The bottom line is: nobody has a strong argument in support of the inevitability of the doom scenario (If you have it, just reply to this with a clear and self contained argument.).
From what I’m reading in the comments and in other papers/articles, it’s a mixture of beliefs, estrapolations from known facts, reliance on what “experts” said, cherry picking. Add the fact that bad/pessimistic news travel and spread faster than boring good news.

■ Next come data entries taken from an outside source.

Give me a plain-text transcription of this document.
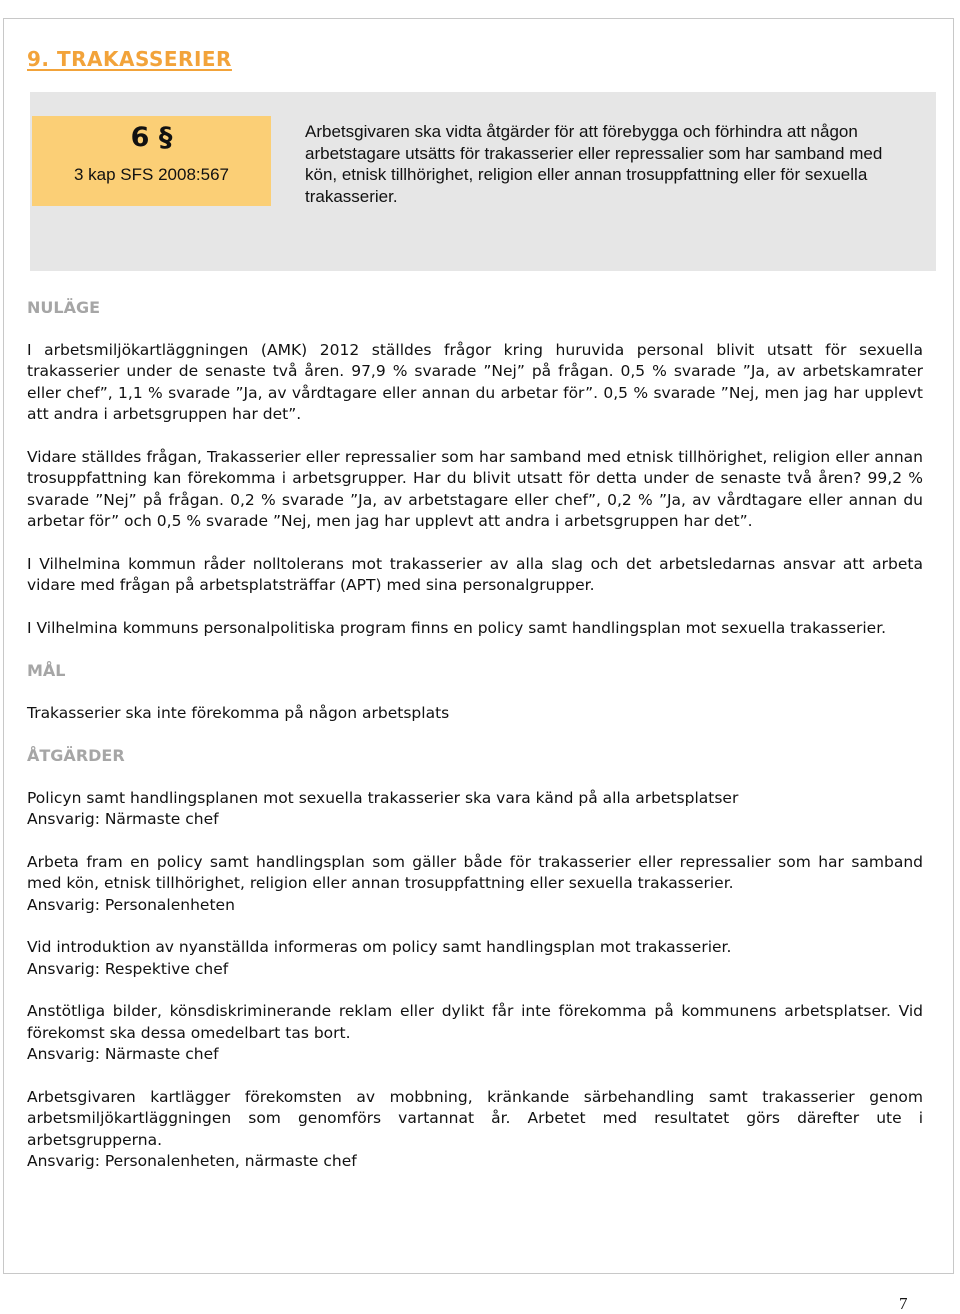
9. TRAKASSERIER
6 §
3 kap SFS 2008:567
Arbetsgivaren ska vidta åtgärder för att förebygga och förhindra att någon arbetstagare utsätts för trakasserier eller repressalier som har samband med kön, etnisk tillhörighet, religion eller annan trosuppfattning eller för sexuella trakasserier.
NULÄGE

I arbetsmiljökartläggningen (AMK) 2012 ställdes frågor kring huruvida personal blivit utsatt för sexuella trakasserier under de senaste två åren. 97,9 % svarade ”Nej” på frågan. 0,5 % svarade ”Ja, av arbetskamrater eller chef”, 1,1 % svarade ”Ja, av vårdtagare eller annan du arbetar för”. 0,5 % svarade ”Nej, men jag har upplevt att andra i arbetsgruppen har det”.

Vidare ställdes frågan, Trakasserier eller repressalier som har samband med etnisk tillhörighet, religion eller annan trosuppfattning kan förekomma i arbetsgrupper. Har du blivit utsatt för detta under de senaste två åren? 99,2 % svarade ”Nej” på frågan. 0,2 % svarade ”Ja, av arbetstagare eller chef”, 0,2 % ”Ja, av vårdtagare eller annan du arbetar för” och 0,5 % svarade ”Nej, men jag har upplevt att andra i arbetsgruppen har det”.

I Vilhelmina kommun råder nolltolerans mot trakasserier av alla slag och det arbetsledarnas ansvar att arbeta vidare med frågan på arbetsplatsträffar (APT) med sina personalgrupper.

I Vilhelmina kommuns personalpolitiska program finns en policy samt handlingsplan mot sexuella trakasserier.

MÅL

Trakasserier ska inte förekomma på någon arbetsplats

ÅTGÄRDER

Policyn samt handlingsplanen mot sexuella trakasserier ska vara känd på alla arbetsplatser

Ansvarig: Närmaste chef

Arbeta fram en policy samt handlingsplan som gäller både för trakasserier eller repressalier som har samband med kön, etnisk tillhörighet, religion eller annan trosuppfattning eller sexuella trakasserier.

Ansvarig: Personalenheten

Vid introduktion av nyanställda informeras om policy samt handlingsplan mot trakasserier.

Ansvarig: Respektive chef

Anstötliga bilder, könsdiskriminerande reklam eller dylikt får inte förekomma på kommunens arbetsplatser. Vid förekomst ska dessa omedelbart tas bort.

Ansvarig: Närmaste chef

Arbetsgivaren kartlägger förekomsten av mobbning, kränkande särbehandling samt trakasserier genom arbetsmiljökartläggningen som genomförs vartannat år. Arbetet med resultatet görs därefter ute i arbetsgrupperna.

Ansvarig: Personalenheten, närmaste chef

7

A sober analysis enstablish that super-AGI can be dangerous (indeed there are no theorems forbidding this either), what’s unproven is that it will be HIGHLY LIKELY to be a net minus for humanity. Even admitting that alignement is not possible, it’s not clear why humanity and super-AGI goals should be in contrast, and not just different. Even admitting that they are highly likely to be in contrasts, is not clear why strategies to counter this cannot be of effect (e.g. parner up with a “good” super-AGI).
Another factors often forgotten is that what we mean by “humanity” today may not have the same meaning when we will have technologies like AGIs, mind upload or intelligence enhancement. We may literally become those AIs.
The downvotes are excessive, the post is provoking, but interesting.
I think you will not even need to “push the fat man”. The development on an AGI will be slow and gradual (as any other major technology) and there will be incidents along the way (e.g. an AGI chatbot harassing someone). Those incidents will periodically mandate new regulations, so that measurements to tackle real AGI related dangers will be enacted, similarly to what happens in the nuclear energy sector. They will not be perfect, but there will be regulations.
The tricky part is that not all nations will set similar safety level, in fact some may encourage the development of unsafe, but high reward, AGI. So overall it looks like “pushing the fat man” will not even work that well.
Matthew, Tamay: Refreshing post, with actual hard data and benchmarks. Thanks for that.
A model/ensemble of models achieves >80% on all tasks in the MMLU benchmark
No in 2026, no in 2030. Mainly due to the fact that we don’t have much structured data and incentives to solve some of the categories. A powerful unsupervised AI would be needed to clear those categories, or more time.
A credible estimate reveals that an AI lab deployed EITHER >10^30 FLOPs OR hardware that would cost $1bn if purchased through competitive cloud computing vendors at the time on a training run to develop a single ML model (excluding autonomous driving efforts)
This may actually happen (the 1B one, not the 10^30), also due to inflation and USD created out of thin air and injected into the market. I would go for no in 2026 and yes in 2030.
A model/ensemble of models will achieve >90% on the MATH dataset using a no-calculator rule
No in 2026, no in 2030. Significant algorithmic improvements needed. It may be done if prompt engineering is allowed.
A model/ensemble of models achieves >80% top-1 strict accuracy on competition-level problems on the APPS benchmark
No in 2026, no in 2030. Similar to the above, but there will be more progress, as a lot of data is available.
A gold medal for the IMO Grand Challenge (conditional on it being clear that the questions were not in the training set)
No in 2026, no in 2030.
A robot that can, from beginning to end, reliably wash dishes, take them out of an ordinary dishwasher and stack them into a cabinet, without breaking any dishes, and at a comparable speed to humans (<120% the average time)
I work with smart robots, this cannot happen so fast also due to hardware limitations. The speed requirement is particularly harsh. Without the speed limit and with the system known in advance I would say yes in 2030. As the bet stands, I go for No in 2026, no in 2030.
Tesla’s full-self-driving capability makes fewer than one major mistake per 100,000 miles
Not sure about this one, but I lean on No in 2026, no in 2030.